Data preparation makes all the difference
To stop autonomous agents from “hallucinating” or delivering poor decisions that may could impact operational efficiency, organizations should follow industry leading data management and retention best practices to prepare data sets prior introduction to an LLM, including:
- Preprocess and clean data – Without consistently doing data “spring cleaning” even the most advanced AI will struggle and be less effective. It’s critical to remove duplicate documents and data, outdated versions, and corrupt files. Using AI for document classification, summarization, and cleanup dramatically speeds up the process while reducing manual effort. Even fixing typos, formatting issues, and inconsistent structures in scanned documents and PDFs will improve AI inputs, minimizing the potential for “garbage in, garbage out.”
- Classify and tag documents – Once the data has been cleansed and processed, apply metadata labels — such as “sales presentation” or “HR training manual” — to documents for easier identification and then organize content into semantic categories relevant to business processes. Giving documents structure enables agents to gain a better understanding of context and relevance.
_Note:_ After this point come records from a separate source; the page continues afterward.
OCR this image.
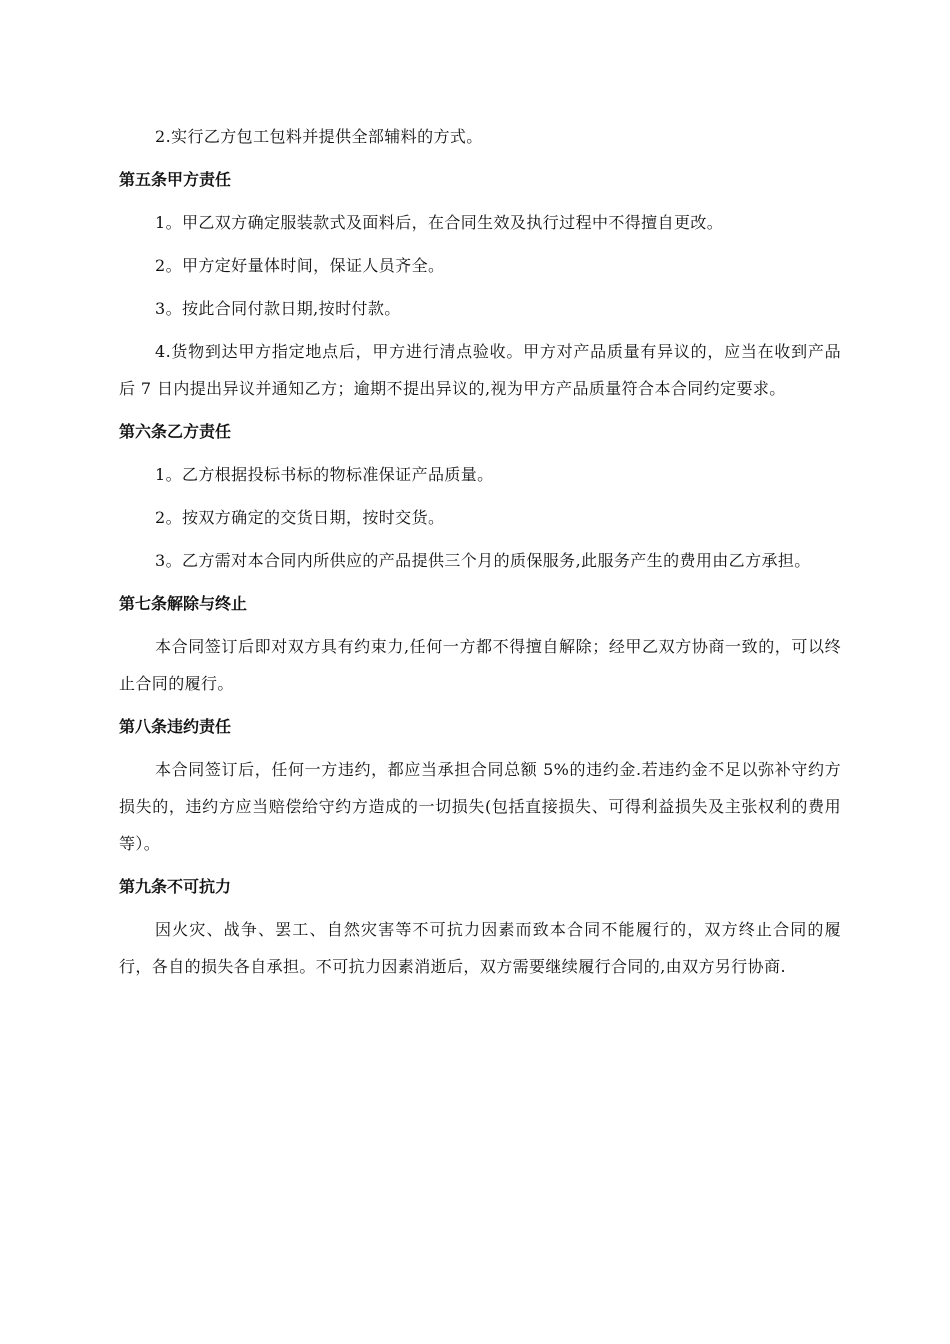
2.实行乙方包工包料并提供全部辅料的方式。

第五条甲方责任

1。甲乙双方确定服装款式及面料后，在合同生效及执行过程中不得擅自更改。

2。甲方定好量体时间，保证人员齐全。

3。按此合同付款日期,按时付款。

4.货物到达甲方指定地点后，甲方进行清点验收。甲方对产品质量有异议的，应当在收到产品后 7 日内提出异议并通知乙方；逾期不提出异议的,视为甲方产品质量符合本合同约定要求。

第六条乙方责任

1。乙方根据投标书标的物标准保证产品质量。

2。按双方确定的交货日期，按时交货。

3。乙方需对本合同内所供应的产品提供三个月的质保服务,此服务产生的费用由乙方承担。

第七条解除与终止

本合同签订后即对双方具有约束力,任何一方都不得擅自解除；经甲乙双方协商一致的，可以终止合同的履行。

第八条违约责任

本合同签订后，任何一方违约，都应当承担合同总额 5%的违约金.若违约金不足以弥补守约方损失的，违约方应当赔偿给守约方造成的一切损失(包括直接损失、可得利益损失及主张权利的费用等）。

第九条不可抗力

因火灾、战争、罢工、自然灾害等不可抗力因素而致本合同不能履行的，双方终止合同的履行，各自的损失各自承担。不可抗力因素消逝后，双方需要继续履行合同的,由双方另行协商.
- Preserve data confidentiality – It’s critical that all AI systems only have access to the data and documents they need, and nothing more. This also applies to the use of external APIs or tools. Sensitive, personal data that’s no longer needed should be sanitized and erased permanently to minimize risks related to data privacy, leakage, or compliance violations.
- Test and analyze – Finally, run tests on sample prompts using smaller document sets and then analyze the outputs. Using feedback loops and refine data sources and formatting before scaling up occurs. This important step will enable IT teams to catch formatting issues, hallucinations, or data misinterpretations early.
The quality imperative and the future of agentic AI
There’s a lot riding on the promises of autonomous AI with spending projected to reach $155 billion by 2030. However, for agentic AI to be accurate, reliable, and support compliance, organizations must prioritize data and document quality.
By adopting best practices that prioritize clean, well-governed data, and clear documentation, organizations can ensure the AI agents they’re employing operate with precision and integrity. In a future shaped by autonomous systems, high-quality information isn’t just an asset, it’s a prerequisite for trusted and effective agentic output.